In early summer, trumpets that receive bright light are already in full flower. This specimen is probably C. grandiflora.

Trumpet vine (Campsis spp.) is deciduous climber native to the southeastern area of North America, but is such a hardy vine that it grows in most parts of the continent; C. grandiflora is the species you're most likely to see around town, because it's a bit less invasive than C. radicans. From late spring through fall in Davis, the plant sports hundreds of large trumpet-shaped orange blooms that attract both hummingbirds and ants. Trumpet vine is woody and attaches to surfaces with suckers similar to those found on ivy plants. During the winter months, the vine loses its leaves and just looks like a jumbled mass of dead twigs; sometime during late spring, it begins showing green sprouts.
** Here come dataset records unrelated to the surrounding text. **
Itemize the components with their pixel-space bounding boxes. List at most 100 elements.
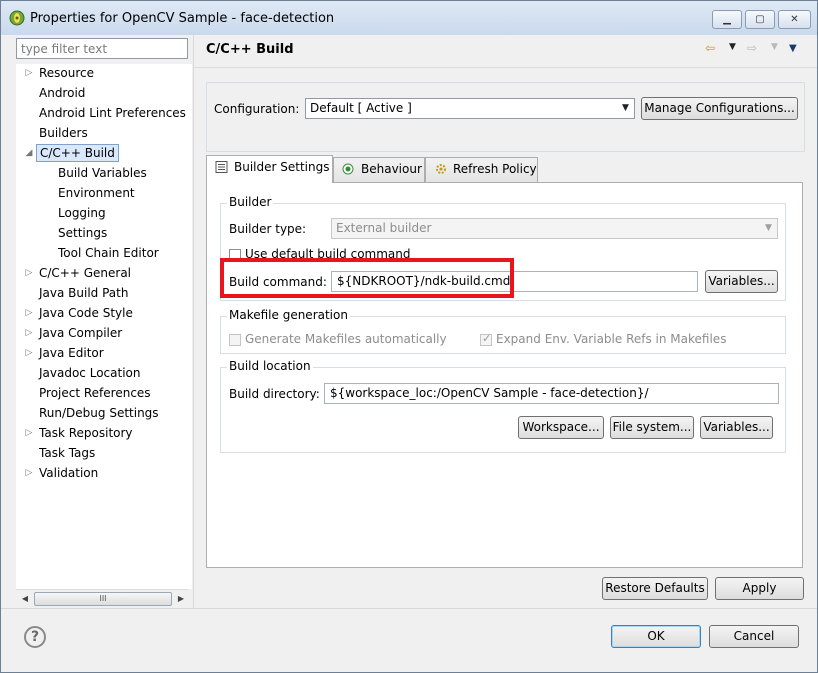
tree-item-label: Java Build Path (39, 286, 129, 300)
tree-collapsed-icon[interactable]: ▷ (24, 264, 34, 282)
tree-item[interactable]: Android (16, 84, 192, 102)
maximize-icon: ▢ (755, 14, 765, 25)
header-separator (194, 67, 817, 68)
minimize-icon: ▁ (723, 14, 731, 25)
tree-item-label: Environment (58, 186, 135, 200)
tree-item-label: C/C++ General (39, 266, 132, 280)
maximize-button[interactable]: ▢ (745, 10, 775, 29)
tree-collapsed-icon[interactable]: ▷ (24, 464, 34, 482)
tree-item-label: Run/Debug Settings (39, 406, 159, 420)
radio-icon (342, 163, 354, 174)
sash[interactable] (193, 35, 194, 608)
tab-refresh-policy[interactable]: Refresh Policy (425, 157, 538, 182)
tree-item-label: Build Variables (58, 166, 147, 180)
tree-collapsed-icon[interactable]: ▷ (24, 344, 34, 362)
tab-label: Builder Settings (234, 160, 330, 174)
help-icon[interactable]: ? (24, 626, 46, 648)
tree-horizontal-scrollbar[interactable]: ◀ III ▶ (16, 589, 188, 607)
view-menu-icon[interactable]: ▼ (789, 43, 797, 54)
workspace-button[interactable]: Workspace... (518, 416, 604, 439)
tab-builder-settings[interactable]: Builder Settings (206, 155, 333, 183)
location-variables-button[interactable]: Variables... (700, 416, 773, 439)
tree-item[interactable]: Builders (16, 124, 192, 142)
chevron-down-icon: ▼ (765, 223, 772, 233)
tree-item[interactable]: Environment (16, 184, 192, 202)
back-arrow-icon[interactable]: ⇦ (705, 41, 715, 55)
build-directory-value: ${workspace_loc:/OpenCV Sample - face-de… (330, 386, 649, 400)
builder-type-label: Builder type: (229, 222, 307, 236)
footer-separator (1, 608, 817, 609)
tree-collapsed-icon[interactable]: ▷ (24, 64, 34, 82)
tree-item[interactable]: Run/Debug Settings (16, 404, 192, 422)
forward-menu-chevron-icon[interactable]: ▼ (771, 42, 778, 52)
scroll-thumb[interactable]: III (34, 592, 172, 606)
build-location-group: Build location Build directory: ${worksp… (220, 359, 786, 453)
tree-item[interactable]: ▷ Java Compiler (16, 324, 192, 342)
tree-item[interactable]: Logging (16, 204, 192, 222)
scroll-left-icon[interactable]: ◀ (18, 592, 32, 605)
properties-dialog: Properties for OpenCV Sample - face-dete… (0, 0, 818, 673)
title-bar: Properties for OpenCV Sample - face-dete… (1, 1, 817, 35)
expand-env-refs-label[interactable]: Expand Env. Variable Refs in Makefiles (496, 332, 726, 346)
configuration-combo[interactable]: Default [ Active ] ▼ (305, 98, 635, 119)
tree-item-label: Logging (58, 206, 106, 220)
chevron-down-icon: ▼ (622, 103, 629, 113)
scroll-right-icon[interactable]: ▶ (174, 592, 188, 605)
tree-item[interactable]: Javadoc Location (16, 364, 192, 382)
tree-item[interactable]: Tool Chain Editor (16, 244, 192, 262)
configuration-value: Default [ Active ] (310, 101, 412, 115)
highlight-box (220, 258, 514, 298)
build-directory-label: Build directory: (229, 387, 320, 401)
tree-item[interactable]: ▷ Validation (16, 464, 192, 482)
back-menu-chevron-icon[interactable]: ▼ (729, 42, 736, 52)
tree-item-label: Android Lint Preferences (39, 106, 186, 120)
tree-item-label: Task Tags (39, 446, 96, 460)
restore-defaults-button[interactable]: Restore Defaults (602, 577, 708, 600)
tree-item[interactable]: Java Build Path (16, 284, 192, 302)
tree-item[interactable]: ▷ Resource (16, 64, 192, 82)
minimize-button[interactable]: ▁ (712, 10, 742, 29)
builder-settings-panel: Builder Builder type: External builder ▼… (206, 182, 803, 568)
builder-variables-button[interactable]: Variables... (705, 270, 778, 293)
property-tree: ▷ Resource Android Android Lint Preferences… (16, 64, 192, 589)
tree-item[interactable]: Android Lint Preferences (16, 104, 192, 122)
ok-button[interactable]: OK (611, 625, 701, 648)
expand-env-refs-checkbox[interactable] (480, 332, 492, 346)
tree-item-label: Builders (39, 126, 88, 140)
file-system-button[interactable]: File system... (610, 416, 694, 439)
tab-label: Behaviour (361, 162, 422, 176)
page-navigation: ⇦ ▼ ⇨ ▼ ▼ (705, 41, 805, 57)
tree-item[interactable]: ▷ Java Code Style (16, 304, 192, 322)
tree-item[interactable]: ▷ C/C++ General (16, 264, 192, 282)
tree-item-label: Java Compiler (39, 326, 123, 340)
tree-expanded-icon[interactable]: ◢ (24, 144, 34, 162)
sidebar: ▷ Resource Android Android Lint Preferences… (10, 35, 193, 608)
build-directory-input[interactable]: ${workspace_loc:/OpenCV Sample - face-de… (324, 383, 779, 404)
tree-item[interactable]: Task Tags (16, 444, 192, 462)
tree-collapsed-icon[interactable]: ▷ (24, 324, 34, 342)
generate-makefiles-label[interactable]: Generate Makefiles automatically (245, 332, 447, 346)
tree-item[interactable]: ◢ C/C++ Build (16, 144, 192, 162)
apply-button[interactable]: Apply (715, 577, 804, 600)
eclipse-project-icon (9, 10, 25, 26)
forward-arrow-icon[interactable]: ⇨ (747, 41, 757, 55)
makefile-generation-group: Makefile generation Generate Makefiles a… (220, 308, 786, 354)
tree-collapsed-icon[interactable]: ▷ (24, 304, 34, 322)
filter-input[interactable] (16, 38, 188, 59)
tree-item[interactable]: Project References (16, 384, 192, 402)
tree-item-label: Java Editor (39, 346, 104, 360)
close-button[interactable]: ✕ (778, 10, 811, 29)
manage-configurations-button[interactable]: Manage Configurations... (641, 97, 798, 120)
tree-item[interactable]: ▷ Java Editor (16, 344, 192, 362)
tree-collapsed-icon[interactable]: ▷ (24, 424, 34, 442)
tree-item-label: Resource (39, 66, 95, 80)
tree-item[interactable]: Build Variables (16, 164, 192, 182)
builder-type-combo[interactable]: External builder ▼ (331, 218, 778, 239)
cancel-button[interactable]: Cancel (709, 625, 799, 648)
page-title: C/C++ Build (206, 42, 294, 57)
generate-makefiles-checkbox[interactable] (229, 334, 241, 346)
tree-item-label: Task Repository (39, 426, 133, 440)
tree-item[interactable]: Settings (16, 224, 192, 242)
tab-behaviour[interactable]: Behaviour (333, 157, 425, 182)
tree-item[interactable]: ▷ Task Repository (16, 424, 192, 442)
New growth sprouts from old vine, don't prune away any deadwood unless you don't want new growth in the spring! Trumpet vines are fast growing and over time develop a gnarled woody trunk resembling a grape vine; the vines can easily be trained around trees, along fences or on walls. Because the plant sends out new shoots fairly readily, it's easily propagated, so you can share the fun with your neighbor or friends. Trumpet vines can put up with a good amount of shade during our Davis summers, but is truly a sun-lover if you hope to see many flowers.